March 24, 2012 by John Guzdek

Contrary to popular opinion from people who haven’t seen this iconic Sixties movie (admittedly, me until an hour ago), it’s not all just drug montages and trippy hallucination scenes. Easy Rider is all about three things – the cinematography, the soundtrack and the message. Much of the film is just shots of the two bikers against a beautiful, industrial or yokel-infeste background whilst an iconic Sixties song blares away but it’s simple yet effective stuff. With an engaging message wound in to the minimalist storyline, we have a winner as Hopper, Fonda and Southern capture all the hope and idealism of the time but also the realism as the two bikers struggle to find the America they were hoping to encounter.

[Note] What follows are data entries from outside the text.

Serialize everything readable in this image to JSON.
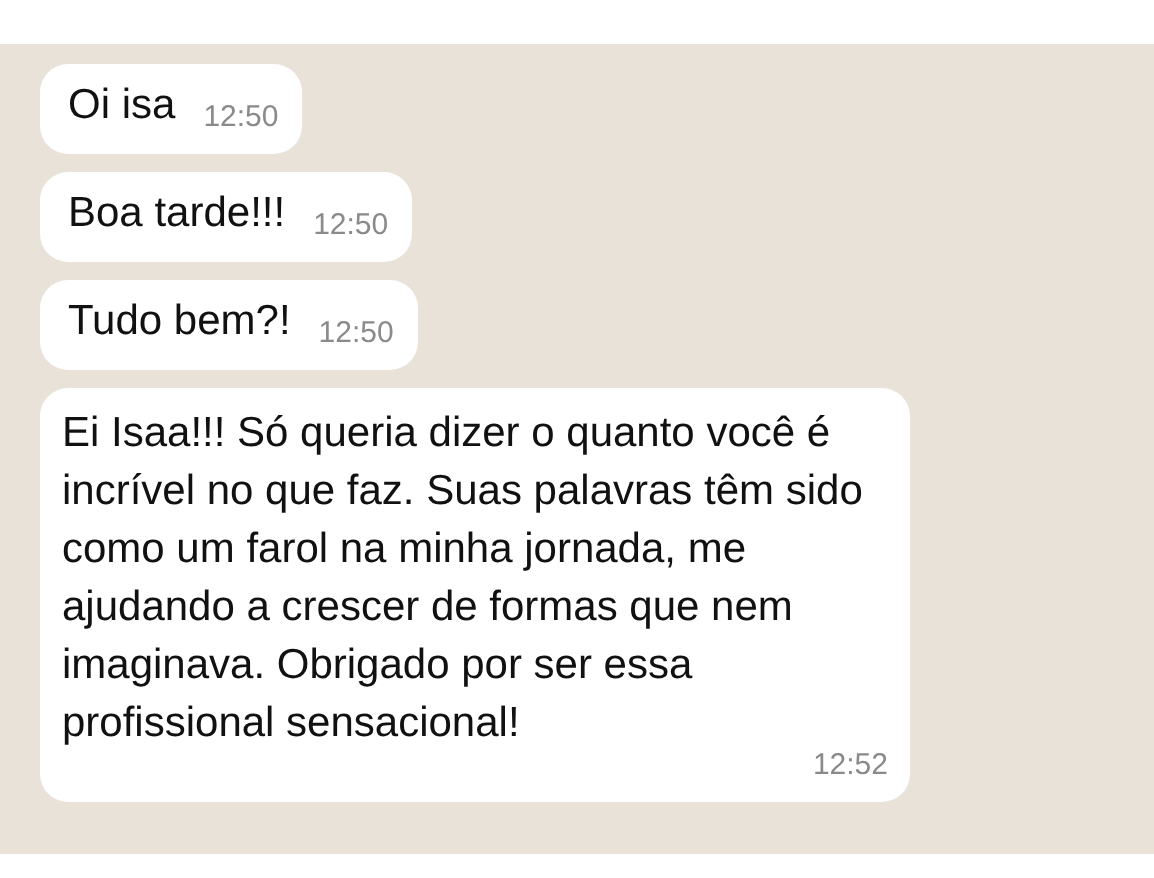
{
  "messages": [
    {
      "text": "Oi isa",
      "time": "12:50"
    },
    {
      "text": "Boa tarde!!!",
      "time": "12:50"
    },
    {
      "text": "Tudo bem?!",
      "time": "12:50"
    },
    {
      "text": "Ei Isaa!!! Só queria dizer o quanto você é incrível no que faz. Suas palavras têm sido como um farol na minha jornada, me ajudando a crescer de formas que nem imaginava. Obrigado por ser essa profissional sensacional!",
      "time": "12:52"
    }
  ]
}
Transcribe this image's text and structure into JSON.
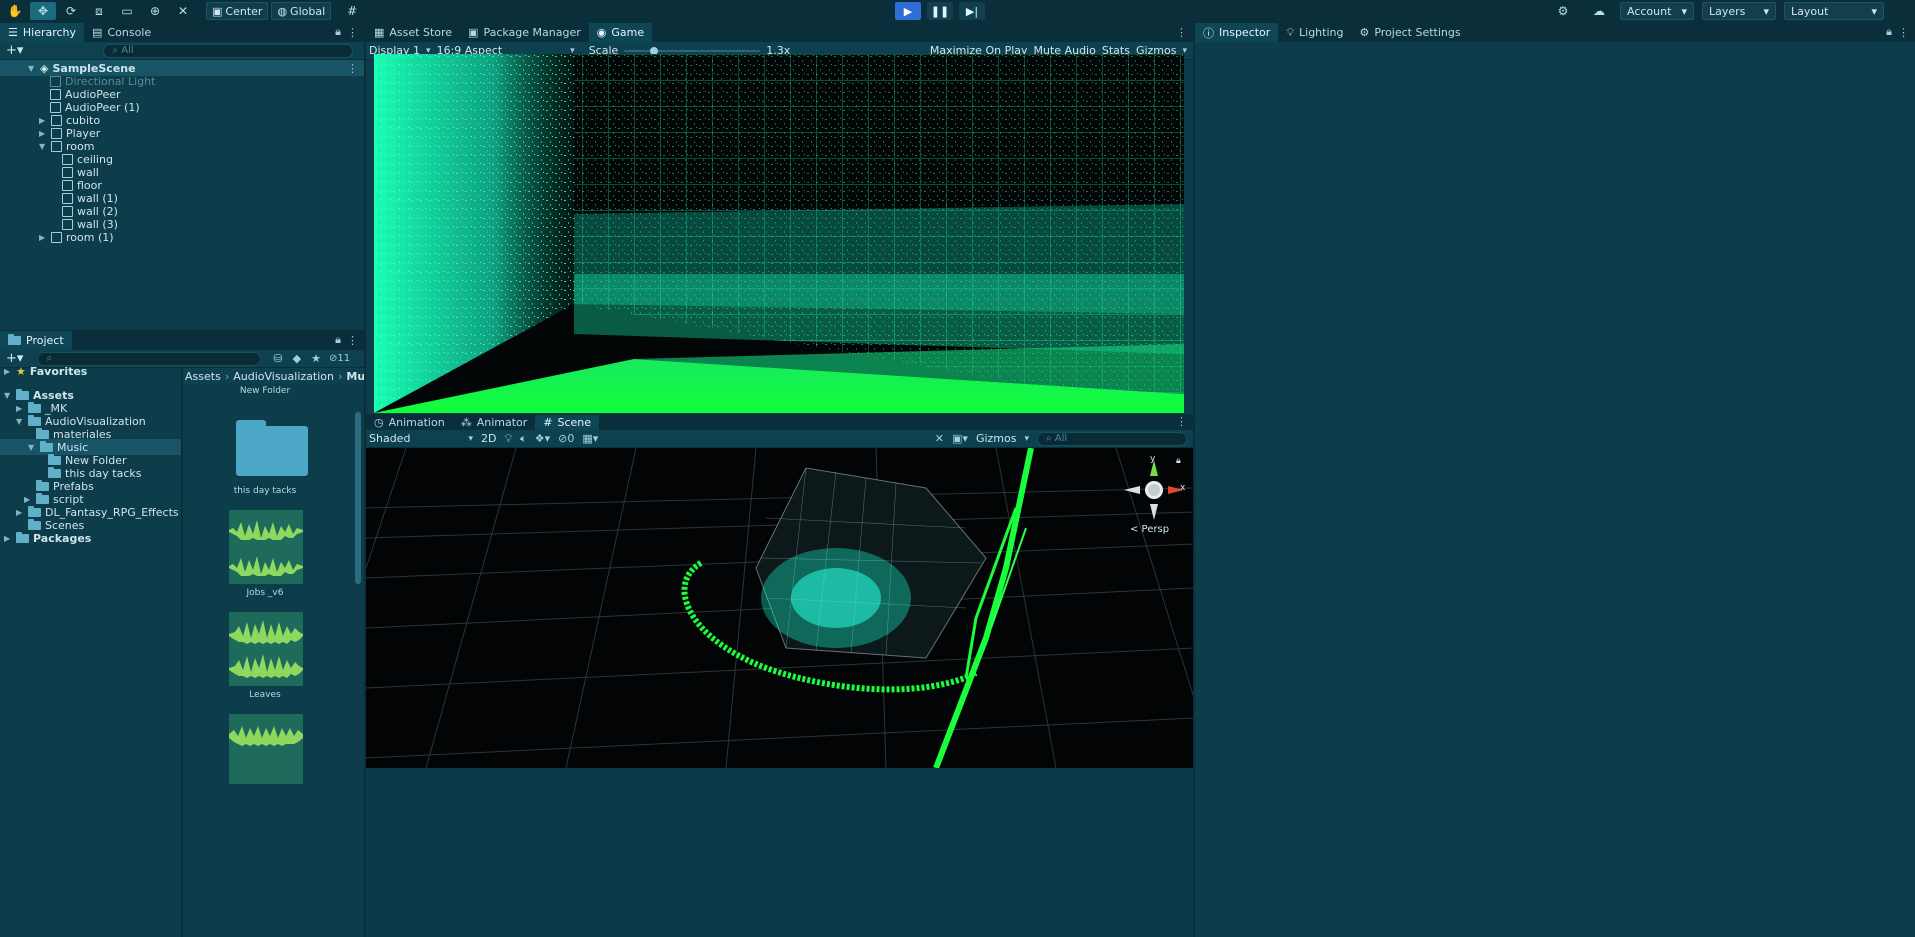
{
  "toolbar": {
    "pivot_label": "Center",
    "space_label": "Global",
    "account_label": "Account",
    "layers_label": "Layers",
    "layout_label": "Layout"
  },
  "hierarchy": {
    "tabs": [
      "Hierarchy",
      "Console"
    ],
    "search_placeholder": "All",
    "scene_name": "SampleScene",
    "items": [
      {
        "label": "Directional Light",
        "disabled": true
      },
      {
        "label": "AudioPeer"
      },
      {
        "label": "AudioPeer (1)"
      },
      {
        "label": "cubito"
      },
      {
        "label": "Player"
      },
      {
        "label": "room"
      },
      {
        "label": "ceiling"
      },
      {
        "label": "wall"
      },
      {
        "label": "floor"
      },
      {
        "label": "wall (1)"
      },
      {
        "label": "wall (2)"
      },
      {
        "label": "wall (3)"
      },
      {
        "label": "room (1)"
      }
    ]
  },
  "project": {
    "tab": "Project",
    "hidden_count": "11",
    "favorites": "Favorites",
    "tree": [
      {
        "label": "Assets"
      },
      {
        "label": "_MK"
      },
      {
        "label": "AudioVisualization"
      },
      {
        "label": "materiales"
      },
      {
        "label": "Music"
      },
      {
        "label": "New Folder"
      },
      {
        "label": "this day tacks"
      },
      {
        "label": "Prefabs"
      },
      {
        "label": "script"
      },
      {
        "label": "DL_Fantasy_RPG_Effects"
      },
      {
        "label": "Scenes"
      },
      {
        "label": "Packages"
      }
    ],
    "breadcrumb": [
      "Assets",
      "AudioVisualization",
      "Music"
    ],
    "grid_items": [
      {
        "label": "New Folder"
      },
      {
        "label": "this day tacks"
      },
      {
        "label": "Jobs _v6"
      },
      {
        "label": "Leaves"
      }
    ]
  },
  "center_top": {
    "tabs": [
      "Asset Store",
      "Package Manager",
      "Game"
    ],
    "display": "Display 1",
    "aspect": "16:9 Aspect",
    "scale_label": "Scale",
    "scale_value": "1.3x",
    "scale_fraction": 0.2,
    "maximize": "Maximize On Play",
    "mute": "Mute Audio",
    "stats": "Stats",
    "gizmos": "Gizmos"
  },
  "center_bottom": {
    "tabs": [
      "Animation",
      "Animator",
      "Scene"
    ],
    "shading": "Shaded",
    "mode_2d": "2D",
    "hidden_count": "0",
    "gizmos": "Gizmos",
    "search_placeholder": "All",
    "persp_label": "< Persp",
    "axis_y": "y",
    "axis_x": "x"
  },
  "inspector": {
    "tabs": [
      "Inspector",
      "Lighting",
      "Project Settings"
    ]
  },
  "colors": {
    "accent": "#2d6fd6",
    "neon_green": "#19ff3c",
    "cyan": "#1affd6"
  }
}
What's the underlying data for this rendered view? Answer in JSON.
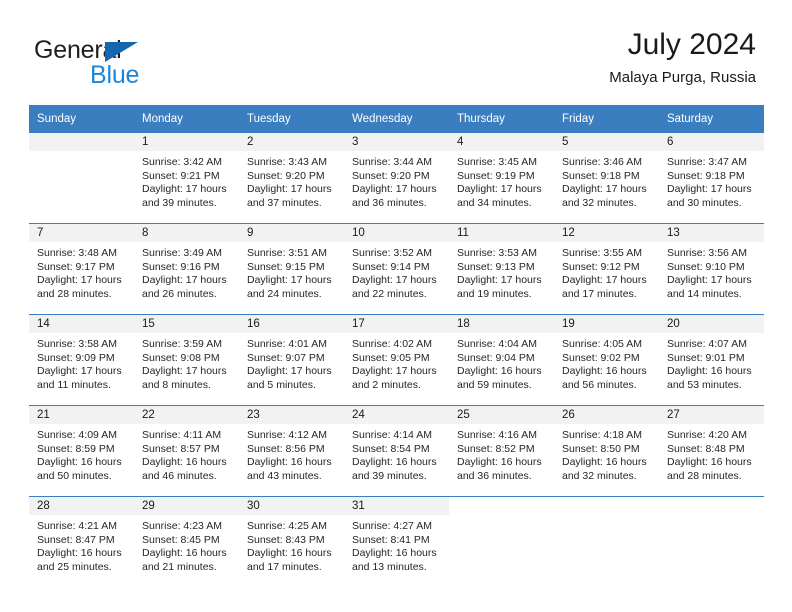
{
  "brand": {
    "name_top": "General",
    "name_bottom": "Blue",
    "triangle_color": "#1565b0",
    "blue_text_color": "#1a86d8"
  },
  "header": {
    "title": "July 2024",
    "subtitle": "Malaya Purga, Russia"
  },
  "theme": {
    "header_blue": "#3a7ebf",
    "daynum_band": "#f2f2f2",
    "text": "#1a1a1a"
  },
  "weekdays": [
    "Sunday",
    "Monday",
    "Tuesday",
    "Wednesday",
    "Thursday",
    "Friday",
    "Saturday"
  ],
  "weeks": [
    [
      {
        "day": "",
        "lines": []
      },
      {
        "day": "1",
        "lines": [
          "Sunrise: 3:42 AM",
          "Sunset: 9:21 PM",
          "Daylight: 17 hours",
          "and 39 minutes."
        ]
      },
      {
        "day": "2",
        "lines": [
          "Sunrise: 3:43 AM",
          "Sunset: 9:20 PM",
          "Daylight: 17 hours",
          "and 37 minutes."
        ]
      },
      {
        "day": "3",
        "lines": [
          "Sunrise: 3:44 AM",
          "Sunset: 9:20 PM",
          "Daylight: 17 hours",
          "and 36 minutes."
        ]
      },
      {
        "day": "4",
        "lines": [
          "Sunrise: 3:45 AM",
          "Sunset: 9:19 PM",
          "Daylight: 17 hours",
          "and 34 minutes."
        ]
      },
      {
        "day": "5",
        "lines": [
          "Sunrise: 3:46 AM",
          "Sunset: 9:18 PM",
          "Daylight: 17 hours",
          "and 32 minutes."
        ]
      },
      {
        "day": "6",
        "lines": [
          "Sunrise: 3:47 AM",
          "Sunset: 9:18 PM",
          "Daylight: 17 hours",
          "and 30 minutes."
        ]
      }
    ],
    [
      {
        "day": "7",
        "lines": [
          "Sunrise: 3:48 AM",
          "Sunset: 9:17 PM",
          "Daylight: 17 hours",
          "and 28 minutes."
        ]
      },
      {
        "day": "8",
        "lines": [
          "Sunrise: 3:49 AM",
          "Sunset: 9:16 PM",
          "Daylight: 17 hours",
          "and 26 minutes."
        ]
      },
      {
        "day": "9",
        "lines": [
          "Sunrise: 3:51 AM",
          "Sunset: 9:15 PM",
          "Daylight: 17 hours",
          "and 24 minutes."
        ]
      },
      {
        "day": "10",
        "lines": [
          "Sunrise: 3:52 AM",
          "Sunset: 9:14 PM",
          "Daylight: 17 hours",
          "and 22 minutes."
        ]
      },
      {
        "day": "11",
        "lines": [
          "Sunrise: 3:53 AM",
          "Sunset: 9:13 PM",
          "Daylight: 17 hours",
          "and 19 minutes."
        ]
      },
      {
        "day": "12",
        "lines": [
          "Sunrise: 3:55 AM",
          "Sunset: 9:12 PM",
          "Daylight: 17 hours",
          "and 17 minutes."
        ]
      },
      {
        "day": "13",
        "lines": [
          "Sunrise: 3:56 AM",
          "Sunset: 9:10 PM",
          "Daylight: 17 hours",
          "and 14 minutes."
        ]
      }
    ],
    [
      {
        "day": "14",
        "lines": [
          "Sunrise: 3:58 AM",
          "Sunset: 9:09 PM",
          "Daylight: 17 hours",
          "and 11 minutes."
        ]
      },
      {
        "day": "15",
        "lines": [
          "Sunrise: 3:59 AM",
          "Sunset: 9:08 PM",
          "Daylight: 17 hours",
          "and 8 minutes."
        ]
      },
      {
        "day": "16",
        "lines": [
          "Sunrise: 4:01 AM",
          "Sunset: 9:07 PM",
          "Daylight: 17 hours",
          "and 5 minutes."
        ]
      },
      {
        "day": "17",
        "lines": [
          "Sunrise: 4:02 AM",
          "Sunset: 9:05 PM",
          "Daylight: 17 hours",
          "and 2 minutes."
        ]
      },
      {
        "day": "18",
        "lines": [
          "Sunrise: 4:04 AM",
          "Sunset: 9:04 PM",
          "Daylight: 16 hours",
          "and 59 minutes."
        ]
      },
      {
        "day": "19",
        "lines": [
          "Sunrise: 4:05 AM",
          "Sunset: 9:02 PM",
          "Daylight: 16 hours",
          "and 56 minutes."
        ]
      },
      {
        "day": "20",
        "lines": [
          "Sunrise: 4:07 AM",
          "Sunset: 9:01 PM",
          "Daylight: 16 hours",
          "and 53 minutes."
        ]
      }
    ],
    [
      {
        "day": "21",
        "lines": [
          "Sunrise: 4:09 AM",
          "Sunset: 8:59 PM",
          "Daylight: 16 hours",
          "and 50 minutes."
        ]
      },
      {
        "day": "22",
        "lines": [
          "Sunrise: 4:11 AM",
          "Sunset: 8:57 PM",
          "Daylight: 16 hours",
          "and 46 minutes."
        ]
      },
      {
        "day": "23",
        "lines": [
          "Sunrise: 4:12 AM",
          "Sunset: 8:56 PM",
          "Daylight: 16 hours",
          "and 43 minutes."
        ]
      },
      {
        "day": "24",
        "lines": [
          "Sunrise: 4:14 AM",
          "Sunset: 8:54 PM",
          "Daylight: 16 hours",
          "and 39 minutes."
        ]
      },
      {
        "day": "25",
        "lines": [
          "Sunrise: 4:16 AM",
          "Sunset: 8:52 PM",
          "Daylight: 16 hours",
          "and 36 minutes."
        ]
      },
      {
        "day": "26",
        "lines": [
          "Sunrise: 4:18 AM",
          "Sunset: 8:50 PM",
          "Daylight: 16 hours",
          "and 32 minutes."
        ]
      },
      {
        "day": "27",
        "lines": [
          "Sunrise: 4:20 AM",
          "Sunset: 8:48 PM",
          "Daylight: 16 hours",
          "and 28 minutes."
        ]
      }
    ],
    [
      {
        "day": "28",
        "lines": [
          "Sunrise: 4:21 AM",
          "Sunset: 8:47 PM",
          "Daylight: 16 hours",
          "and 25 minutes."
        ]
      },
      {
        "day": "29",
        "lines": [
          "Sunrise: 4:23 AM",
          "Sunset: 8:45 PM",
          "Daylight: 16 hours",
          "and 21 minutes."
        ]
      },
      {
        "day": "30",
        "lines": [
          "Sunrise: 4:25 AM",
          "Sunset: 8:43 PM",
          "Daylight: 16 hours",
          "and 17 minutes."
        ]
      },
      {
        "day": "31",
        "lines": [
          "Sunrise: 4:27 AM",
          "Sunset: 8:41 PM",
          "Daylight: 16 hours",
          "and 13 minutes."
        ]
      },
      {
        "day": "",
        "lines": [],
        "blank": true
      },
      {
        "day": "",
        "lines": [],
        "blank": true
      },
      {
        "day": "",
        "lines": [],
        "blank": true
      }
    ]
  ]
}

The story tells of Wyatt (Fonda) and Billy (Hopper) who do a drugs and then go on a biking trip (petrol not lycra-and-peddle fueled) across American to Mardi Gras in New Orleans. Along the way they run foul of the locals, meet a friendly, drunken lawyer (Nicholson), pick up a commune hippy (Spector) and meet a couple of lovely prostitutes (Anders and Scharf).

The three main characters act as excellent counterpoints to each other. You’ve got the cool, monosyllable Wyatt, Billy the talkative classic stoner, and the flawed face of normal society (in other words, one who likes to get drunk rather than high) tagging along for the funnies. There’s something for everyone and it’s a formula that been copied for the last thirty years.

All-in-all, it’s an excellent film but it is always going to be pretty tough for us young ‘uns to really immerse ourselves in the experience because we weren’t there, man.